“This shows a loss of ideal and a lack of confidence toward the Party and the nation,” the article reads, claiming that such officials are more prone to “losing their direction” and “walking further away on the wrong path.”
Such officials have become known as “naked officials,” a figurative term suggesting that they aren’t leaving anything but themselves back home.
In 2016, Honesty Outlook, a state-run anti-corruption monthly magazine in Sichuan province, described the exit strategies used by corrupt CCP officials as a “cicada sloughing off its shell.” If they need to exit China quickly for any reason, they secretly secure living arrangements abroad, including by buying a house in a family member’s name and having them settle there, so that the official can later escape.
While naked officials might not be corrupt initially, they have a higher tendency to become so, according to the Study Times article, identifying three such officials to illustrate the point.
Cao Jianliao, the former vice mayor of Guangzhou, used his position to collect more than 70 million yuan (roughly $11 million) in bribes and to obtain Hong Kong and Macau resident cards for himself and his family.
Wen Min, former director of the National Defense Science and Industry Office in Mongolia, managed to purchase a property for his daughter in Melbourne, Australia, after transferring funds through an underground money market.

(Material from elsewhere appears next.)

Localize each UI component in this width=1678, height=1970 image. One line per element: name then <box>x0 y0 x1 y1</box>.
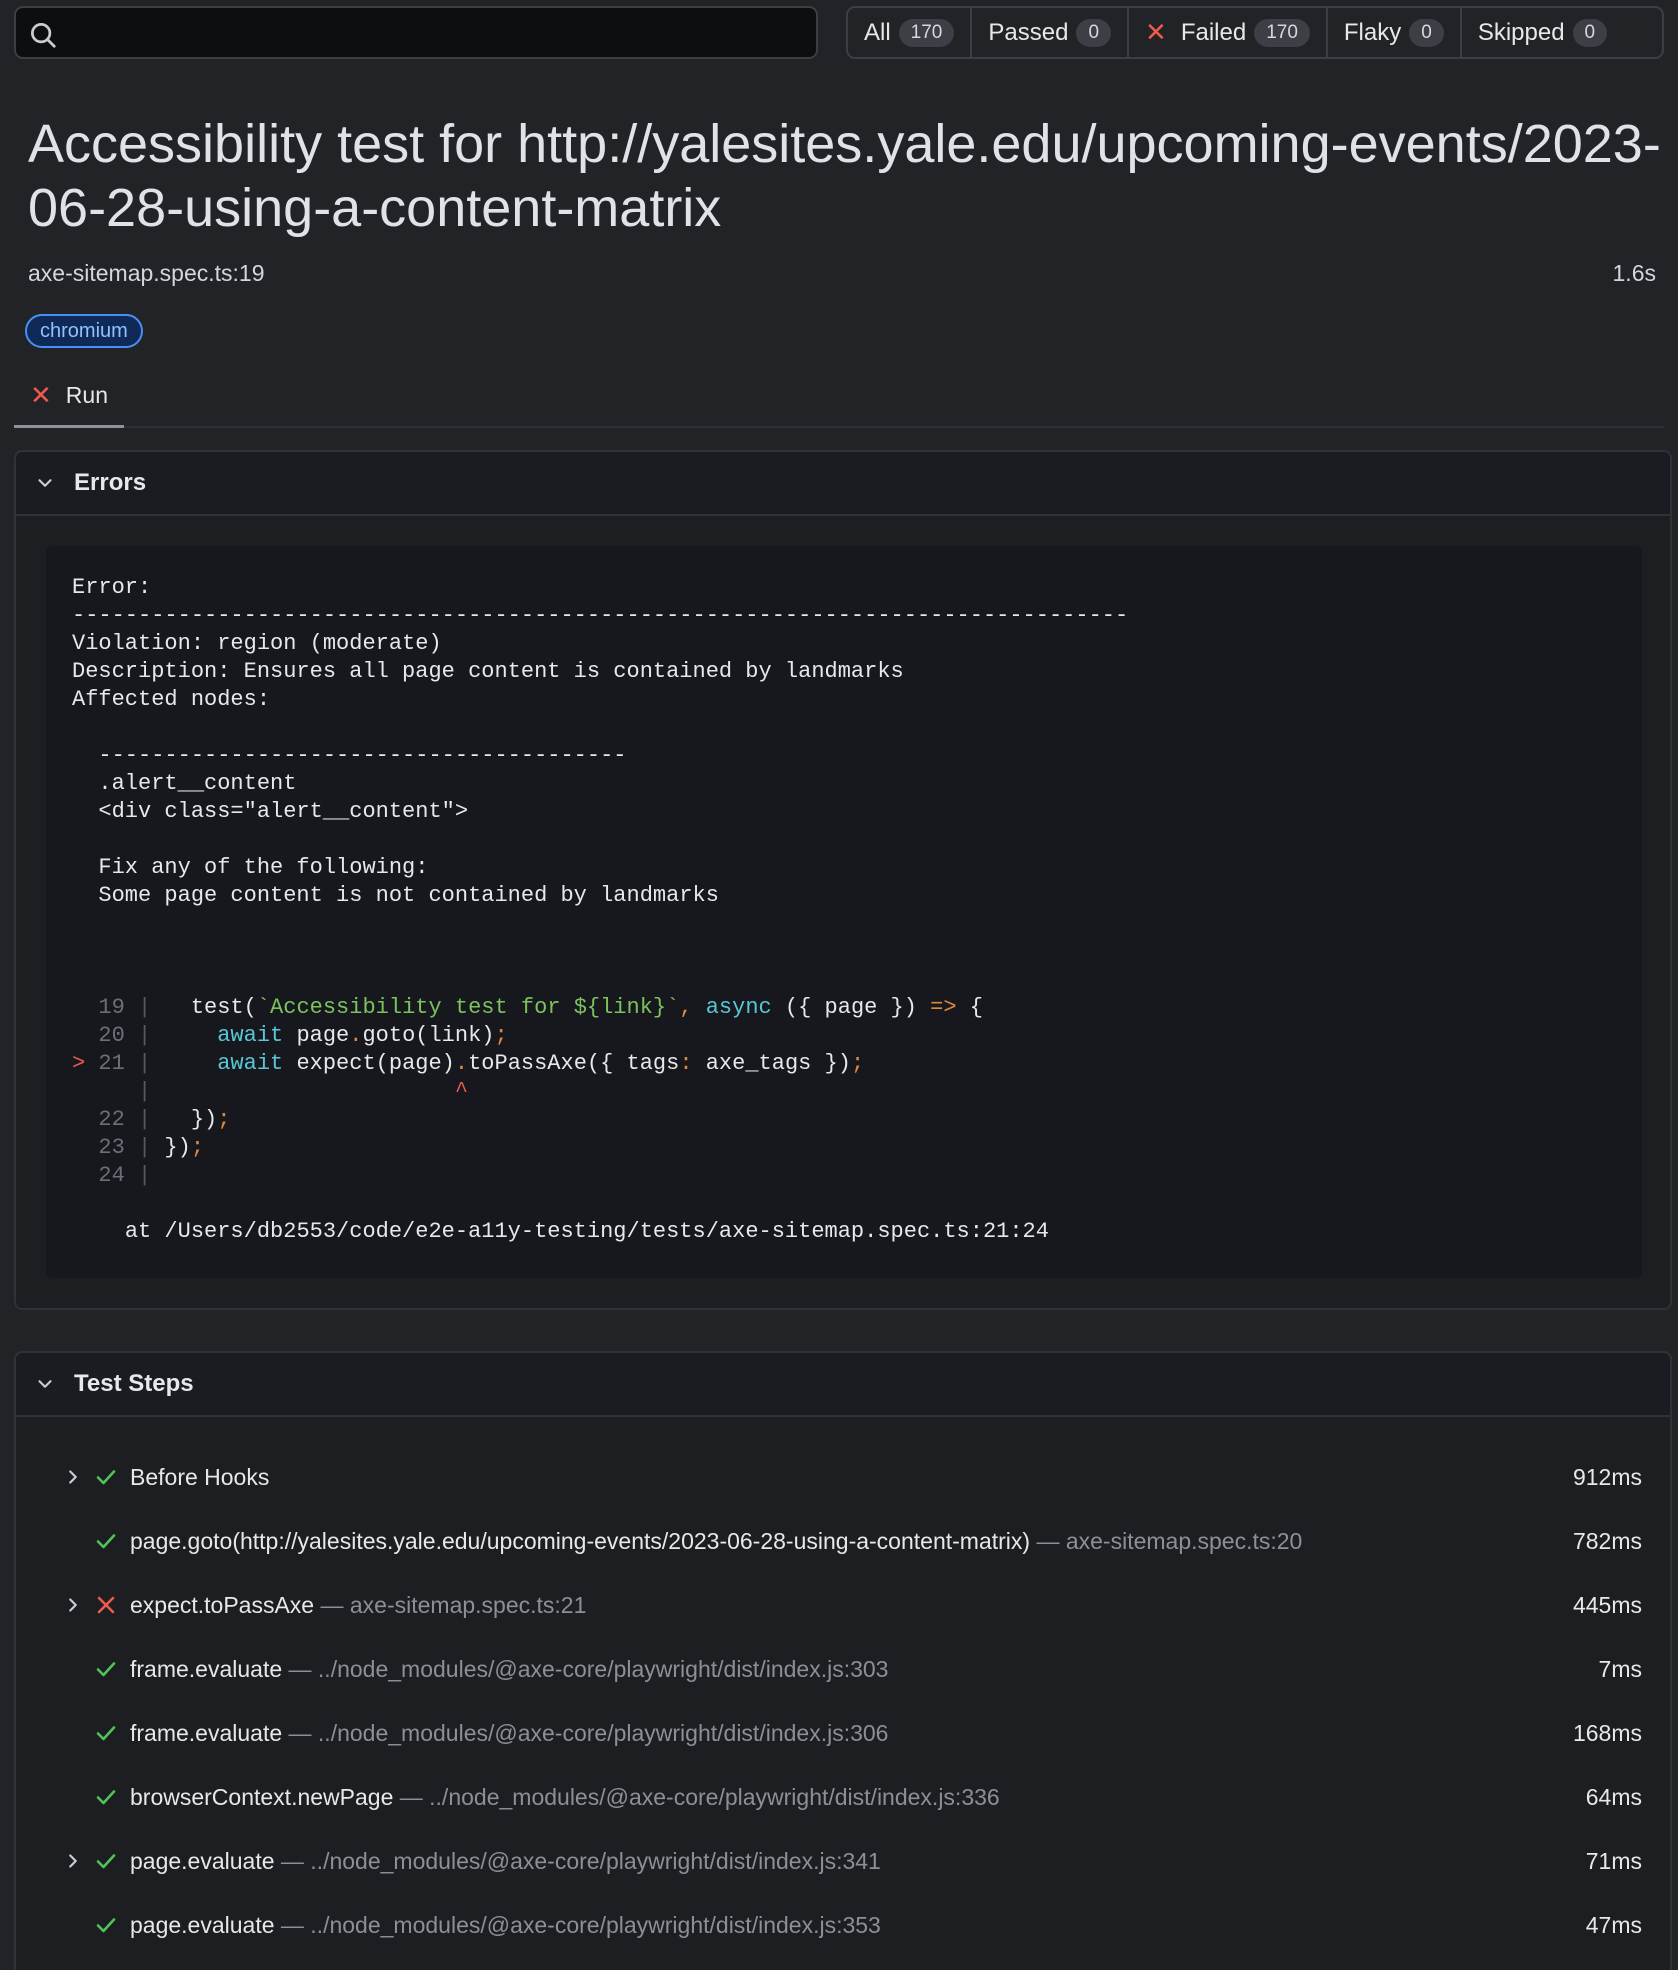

He had 36 properties in various parts of China, according to the Central Commission for Discipline Inspection, the top Chinese antigraft agency that published findings of its investigation into Wen in July.
The third official, Zhang Shuguang, is the former director of the Transportation Bureau under China’s Ministry of Railways. He arranged to have his wife and children immigrate overseas. The entire family is now charged with corruption, serving sentences from 18 years to life imprisonment.
Regular self-disclosure, higher public scrutiny, and international cooperation are necessary to discourage these officials from engaging in acts of corruption, according to the article. Officials must “place themselves in the ‘cage’ of the system from beginning to end,” as the article called for a “zero tolerance” attitude toward fugitives accused of corruption.
The regime’s internal survey in 2012 found that at least 85 percent of officials within the CCP’s top management have exit strategies prepared for their families and finances, Xin Ziling, a retired Chinese defense official, told The Epoch Times.
China had about 7 million civil servants as of 2015, according to data released by China’s Ministry of Human Resources and Social Security in 2016. The ministry hasn’t updated that data since that time. It’s unclear how many “naked officials” are among those civil servants.
In 2014, Chinese authorities disciplined more than 3,200 naked officials. About 1,000 of them were demoted for failing to bring their relatives living abroad back home.
The article comes on the eve of a major closed-door Party meeting attended by officials from the regime’s powerful Central Committee. The meeting is a precursor to the twice-in-a-decade Party Congress to be held next autumn, when the regime will usher in a new group of top leaders.
Analysts say that the article reveals anxiety among the top echelon of the Party.
“The Party media have revealed that CCP officials have no confidence in the Party, and Xi knows they could flee at any time. It reveals a general belief in the Chinese officialdom that the Party is nearing its end,” Li Yanming, a U.S.-based expert on Chinese current affairs, told The Epoch Times.
“It’s apparent that the CCP has become desperate,” Li said.
Xi is attempting to correct Party members’ wayward thinking and unify them before next year’s 20th National Congress, where he will seek to secure a third five-year term, Lan Shu, a Chinese current affairs commentator, told The Epoch Times.
Zhao Yuanming, a senior legal expert who formerly lectured at the Beijing-based People’s Public Security University, a state-run institution training China’s elite police officers, found Xi’s emphasis on confidence in the Party to be telling.
“A saying among commoners goes that if you gun down all these officials one by one, someone would have been wronged. But if you were to gun down every other one, there would be those that slipped through the net,” Zhao told The Epoch Times. “This is the degree of corruption inside the Chinese regime.”